CD Rates Are on the Rise. Should You Buy Some Now?
KEY POINTS
- CD rates have hit levels we haven't seen in over two decades, making today a great time to buy a CD.
- The pro of buying a CD is that you can lock into a fixed interest rate -- often one that's higher than on other savings products.
- The downside of CDs is that you have to lock your money up for a certain period or pay a penalty if you withdraw early.
Certificates of deposit (CDs) have made a major comeback this year. Whether you were a fan of fixed-income investments before, it's hard to ignore them now, what with top-paying CDs earning at least a 5% APY. This past August, in fact, one credit union even boasted a 7.19% APY on a 7-month CD. That's getting close to the average annual growth rate on the S&P 500 index over the last 30 years -- about 10.7%, not counting 2023 -- on a bank product with few of the same risks.
All this CD craze may have you wondering if now is the time to invest in them. From a certain perspective, yes, now is the best time in over two decades to invest in CDs. But that doesn't mean CDs will be right for you. With that in mind, let's look at the pros and cons of CDs, as well as some ways to buy them.
Why CDs are a strong financial product
CDs are uber-safe places to store savings, and they have none of the volatility of stocks or mutual funds. In fact, CDs appeal to many investors and retirement savers simply because they guarantee you'll earn money at a fixed rate over the duration of your CD term. If your CD has a term of two years and a 5% APY, then you'll earn 5% on your money for two years -- no matter what happens to CD rates over those two years.
Combine this security with today's top-paying CD rates, and you have a compelling financial product. In fact, if you're really passionate about earning the most interest, you could build a CD ladder. This would involve investing in different short- and long-term CDs -- "rungs" -- with varying maturity dates. The idea is that you can earn interest broadly across your money while also ensuring you're never too far from a CD maturing.

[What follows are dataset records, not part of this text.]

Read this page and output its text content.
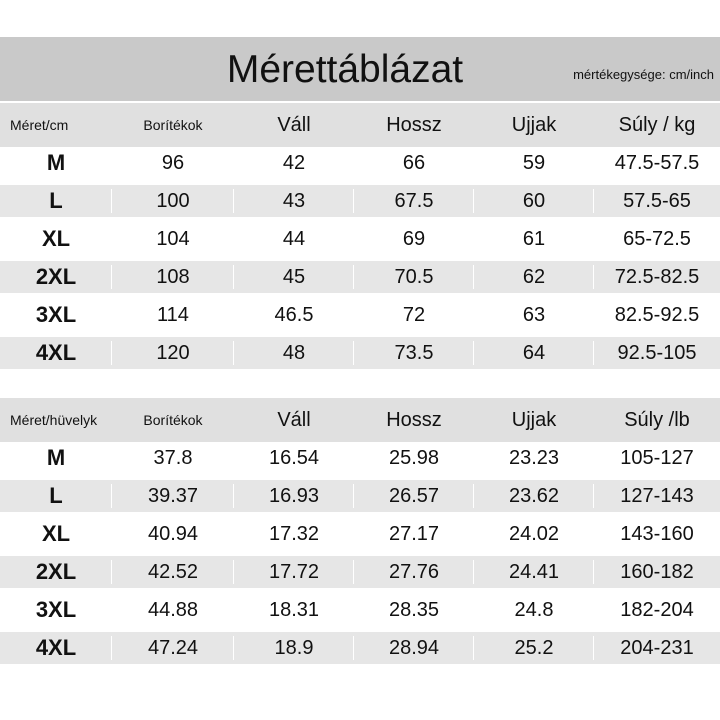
Mérettáblázat	mértékegysége: cm/inch
Méret/cm	Borítékok	Váll	Hossz	Ujjak	Súly / kg
M	96	42	66	59	47.5-57.5
L	100	43	67.5	60	57.5-65
XL	104	44	69	61	65-72.5
2XL	108	45	70.5	62	72.5-82.5
3XL	114	46.5	72	63	82.5-92.5
4XL	120	48	73.5	64	92.5-105
Méret/hüvelyk	Borítékok	Váll	Hossz	Ujjak	Súly /lb
M	37.8	16.54	25.98	23.23	105-127
L	39.37	16.93	26.57	23.62	127-143
XL	40.94	17.32	27.17	24.02	143-160
2XL	42.52	17.72	27.76	24.41	160-182
3XL	44.88	18.31	28.35	24.8	182-204
4XL	47.24	18.9	28.94	25.2	204-231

For instance, if you had $20,000 to invest, you could split your money like this:
- $4,000 in a 3-month CD
- $4,000 in a 6-month CD
- $4,000 in a 1-year CD
- $4,000 in an 18-month CD
- $4,000 in a 2-year CD
When the 3-month CD reaches maturity, you could reinvest the money in another CD, creating another rung on your ladder. Or, if a more lucrative opportunity presents itself, you could invest in that. Either way, a CD ladder lets you access portions of your savings early and make choices that could boost your overall earnings.
Why you should be cautious about CDs
CDs are great for money you won't need for the near term. But they're not the same as savings accounts, and they won't let you withdraw money easily.
In fact, most CDs have early withdrawal penalties to discourage you from pulling out your money too early. These penalties can range from paying three months of earned interest to as much as 12 months or higher. And yes -- you could pay three months' worth of interest even if you haven't had the CD for three months. That would result in a loss, and this issue is one of a CD's major drawbacks.
How to buy CDs
If you're sure a CD is the right product for you, take a look at today's top-paying CDs. Look closely at the fine print and understand conditions like minimum deposits, early withdrawal penalties, and what happens to your money when the CD matures. You'll then need to create an account with the CD provider, which will involve verifying your identity and making an initial deposit.
All in all, now is a great time to buy CDs. While the Federal Reserve could push interest rates even higher, it likely won't push them so high as to eclipse today's top-paying CDs. Take a look for yourself and see if it's worth locking up a portion of your savings in exchange for a high APY.